16 heures, nous sommes à la position des bouées d'atterrissage, nous les cherchons, elles sont beaucoup plus au sud, nous les apercevons aux  jumelles, nous tentons le passage entre les brisants, par la passe médiane très étroite. C'est vraiment très, très chaud, le sondeur
indique 3m, 2,5m, nous remontons la dérive de moitié, au ralenti, 2m, 1, 8m, nous sommes encerclés par les vagues qui déferlent de chaque coté de SOLEJA. Mais il ne bronche pas, avance à petits tours d'hélice, et en douceur, nous fait franchir la passe par 1,5m d'eau.
Nous avons gagné près de 2 heures sur l'itinéraire sud. 16h30, nous avons parcouru 477 miles en surface et 458 sur le fond en un peu moins de trois jours, la différence s'explique par les courants que nous avons rencontrés.
Nous pénétrons dans le majestueux estuaire du fleuve CASAMANCE, environ 10 miles de large, c'est l'univers de la platitude et de l'horizontale.

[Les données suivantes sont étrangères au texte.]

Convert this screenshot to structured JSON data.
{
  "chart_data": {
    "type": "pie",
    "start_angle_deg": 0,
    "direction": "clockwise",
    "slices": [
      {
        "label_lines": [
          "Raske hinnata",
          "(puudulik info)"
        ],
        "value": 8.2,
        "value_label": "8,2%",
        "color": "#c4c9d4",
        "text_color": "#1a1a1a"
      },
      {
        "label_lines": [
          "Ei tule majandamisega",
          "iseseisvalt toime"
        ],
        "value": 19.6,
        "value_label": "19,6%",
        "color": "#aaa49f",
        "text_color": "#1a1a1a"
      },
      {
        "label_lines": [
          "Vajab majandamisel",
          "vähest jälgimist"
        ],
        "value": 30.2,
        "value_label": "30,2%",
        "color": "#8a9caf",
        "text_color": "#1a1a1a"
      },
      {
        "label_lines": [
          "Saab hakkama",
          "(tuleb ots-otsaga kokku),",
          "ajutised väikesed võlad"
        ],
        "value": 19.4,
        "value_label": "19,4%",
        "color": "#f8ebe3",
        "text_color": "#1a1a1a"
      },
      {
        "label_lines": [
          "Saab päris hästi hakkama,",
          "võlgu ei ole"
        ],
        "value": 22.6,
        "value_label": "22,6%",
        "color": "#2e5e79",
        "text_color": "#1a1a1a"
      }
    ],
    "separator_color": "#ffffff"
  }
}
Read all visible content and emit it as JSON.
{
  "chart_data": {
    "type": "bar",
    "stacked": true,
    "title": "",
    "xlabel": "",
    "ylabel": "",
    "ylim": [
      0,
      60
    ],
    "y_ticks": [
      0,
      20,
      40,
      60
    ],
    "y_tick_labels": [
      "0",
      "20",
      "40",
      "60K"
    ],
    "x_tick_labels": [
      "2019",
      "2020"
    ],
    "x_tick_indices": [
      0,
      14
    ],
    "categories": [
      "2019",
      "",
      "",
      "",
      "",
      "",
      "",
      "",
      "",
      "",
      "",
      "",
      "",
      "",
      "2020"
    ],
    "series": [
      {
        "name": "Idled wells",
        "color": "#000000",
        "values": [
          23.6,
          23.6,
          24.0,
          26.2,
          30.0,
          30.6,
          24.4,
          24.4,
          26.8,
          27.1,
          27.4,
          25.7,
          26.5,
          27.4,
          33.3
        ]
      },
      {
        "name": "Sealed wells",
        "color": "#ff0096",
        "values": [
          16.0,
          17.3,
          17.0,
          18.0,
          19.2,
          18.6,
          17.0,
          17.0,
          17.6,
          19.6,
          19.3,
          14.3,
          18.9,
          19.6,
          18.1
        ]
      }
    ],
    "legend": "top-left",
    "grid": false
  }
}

Nous distinguons à peine les berges du fleuve, elles se dessinent par de fins traits horizontaux de faible épaisseur, les frondaisons se reflètent sur le miroir de la surface de l'eau tels de véritables mirages.
Notre première impression est grandiose, mais très vite nous devons revenir à la recherche de notre mouillage pour la nuit.
Plusieurs choix s'offrent à nous, à quelques miles, nous avons rive droite le village de DJOGUE, rive gauche, le village de KARABANE, et un peu en retrait, sur bolon, (l'affluent) le village de ELINKINE. Nous choisirons ce dernier pour passer notre première nuit en Casamance.
Pour arriver à ce village, nous devrons apprendre à lire le fleuve. En effet, nous sommes à marée basse ce qui n'est pas le meilleur moment
pour entrer. Le niveau de l'eau est évidement au plus bas, de plus en saison des pluies, les eaux sont troubles et nous ne pouvons distinguer
l'étendue des bancs de sable déposé dans les méandres du cour d'eau. A plusieurs reprises, malgré la dérive relevée aux ¾, nous tutoierons le fond et ferons demi-tour de justesse.
Enfin, à 19h, heure locale, nous pourrons mouiller notre chère « BRAKE » (notre ancre) en face du campement d'ELINKINE pour un repos bien mérité.
19h30, la nuit tombe sur ce paysage de rêve et nous dégustons à toutes petites gorgées le punch planteur que nous a préparé notre spécialiste en la matière : NOËL.